Merely having a service available isn’t sufficient. When an IT service is available, it should actually serve the intended purpose under varying and unexpected conditions. One way to measure this performance is to evaluate the reliability of the service that is available to consume. Organizations depend on different functionality and features of the IT service to perform business operations. As a result, they need to measure how well the service fulfils the necessary business performance needs.
Reliability refers to the probability that the system will meet certain performance standards in yielding correct output for a desired time duration. Reliability can be used to understand how well the service will be available in context of different real-world conditions. For instance, a cloud solution may be available with an SLA commitment of 99.999 percent, but vulnerabilities to sophisticated cyber-attacks may cause IT outages beyond the control of the vendor. As a result, the service may be compromised for several days, thereby reducing the effective availability of the IT service. Similar to Availability, the Reliability of a system is equality challenging to measure. There may be several ways to measure the probability of failure of system components that impact the availability of the system. A common metric is to calculate the Mean Time Between Failures (MTBF).
MTBF = (total elapsed time – sum of downtime)/number of failures
MTBF represents the time duration between a component failure of the system. Similarly, organizations may also evaluate the Mean Time To Repair (MTTR), a metric that represents the time duration to repair a failed system component such that the overall system is available as per the agreed SLA commitment. Other ways to measure reliability may include metrics such as fault tolerance levels of the system. Greater the fault tolerance of a given system component, lower is the susceptibility of the overall system to be disrupted under changing real-world conditions.
The measurement of Availability is driven by time loss whereas the measurement of Reliability is driven by the frequency and impact of failures. Mathematically, the Availability of a system can be treated as a function of its Reliability. In other words, Reliability can be considered as a subset of Availability.
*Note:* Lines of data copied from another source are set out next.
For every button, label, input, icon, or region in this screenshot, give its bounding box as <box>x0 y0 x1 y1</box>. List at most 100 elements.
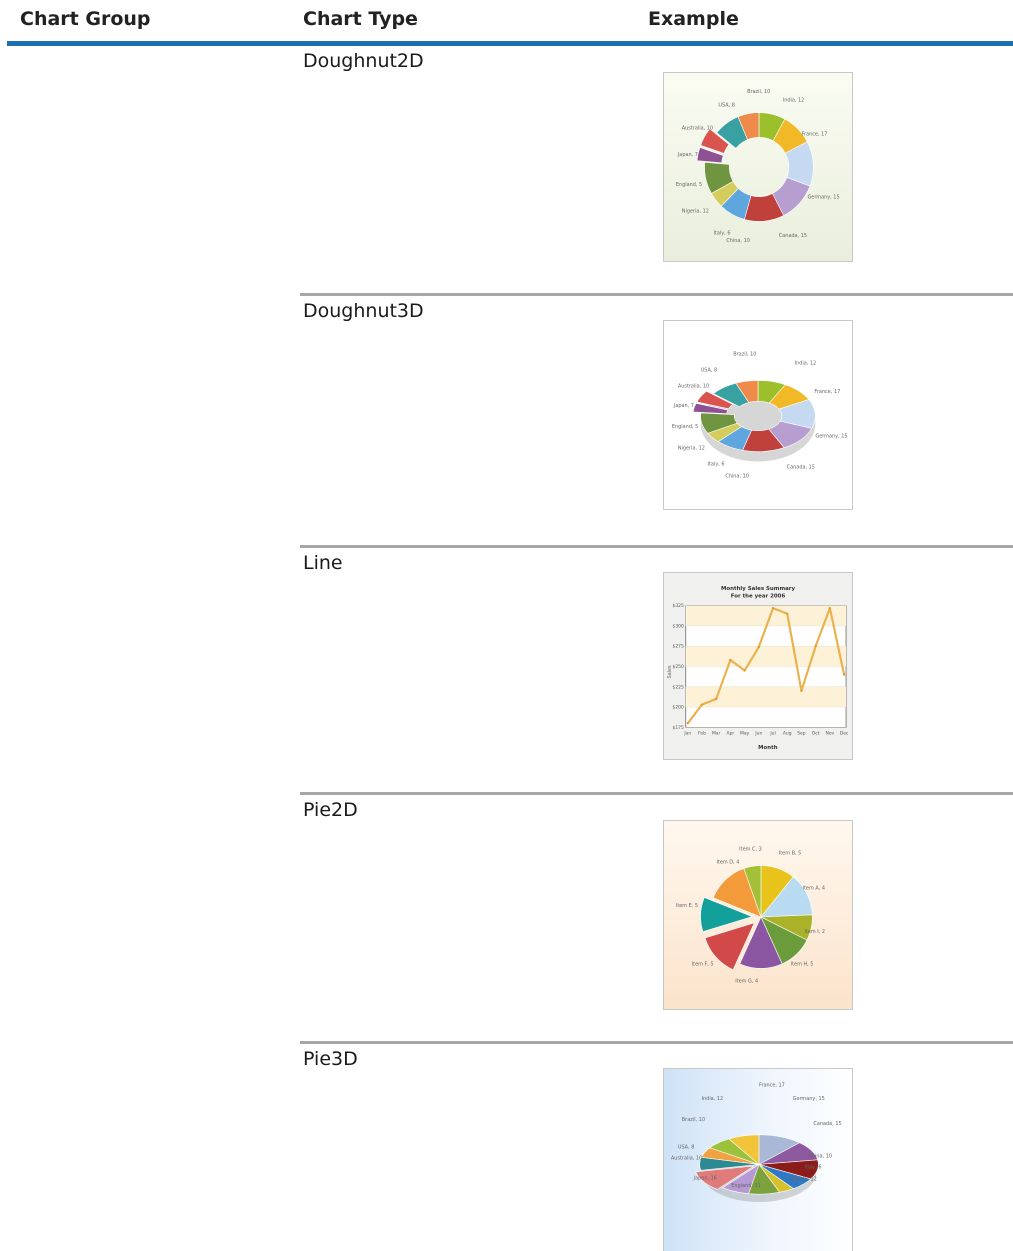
row-divider <box>300 792 1013 795</box>
line-point <box>800 689 803 692</box>
line-xtick-label: Feb <box>698 730 706 736</box>
label-brazil: Brazil, 10 <box>733 352 756 358</box>
label-canada: Canada, 15 <box>787 464 815 470</box>
doughnut2d-chart: Brazil, 10 India, 12 USA, 8 Australia, 1… <box>676 89 840 244</box>
doughnut3d-chart: Brazil, 10 India, 12 USA, 8 Australia, 1… <box>672 352 848 480</box>
line-point <box>715 697 718 701</box>
line-xtick-label: Jul <box>769 730 775 736</box>
label-china: China, 10 <box>808 1154 832 1160</box>
label-germany: Germany, 15 <box>793 1096 825 1102</box>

For either metric, organizations need to make decisions on how much time loss and frequency of failures they can bear without disrupting the overall system performance for end-users. Similarly, they need to decide how much they can afford to spend on the service, infrastructure and support to meet certain standards of availability and reliability of the system. An important consideration in evaluating SLAs is to understand how well it aligns with business goals. The resulting strategy is often a tradeoff between cost and service levels in context of the business value, impact and requirements for maintaining a reliable and available service.
With the traditional IT service delivery models, organizations are in full control of the system and have to make extra efforts internally or through external consultants to fix failures or service outages. For cloud-based technology solutions, organizations rely on vendors to meet SLA standards. Vendors are responsible for infrastructure management, troubleshooting, repair, security and other associated operations that make the service adequately reliable and available. While vendors work to promise and deliver upon SLA commitments, certain real-world circumstances may prevent them from doing so. In that case, vendors typically don’t compensate for the business losses, but only reimburses credits for the extra downtime incurred to the customer. Additionally, vendors only promise “commercially reasonable” efforts to meet certain SLA objectives. As such, customers are expected to leverage adequately redundant and failover systems to guarantee availability and reliability of the service in response to disruptions caused by impactful natural disasters such as the Hurricane Sandy.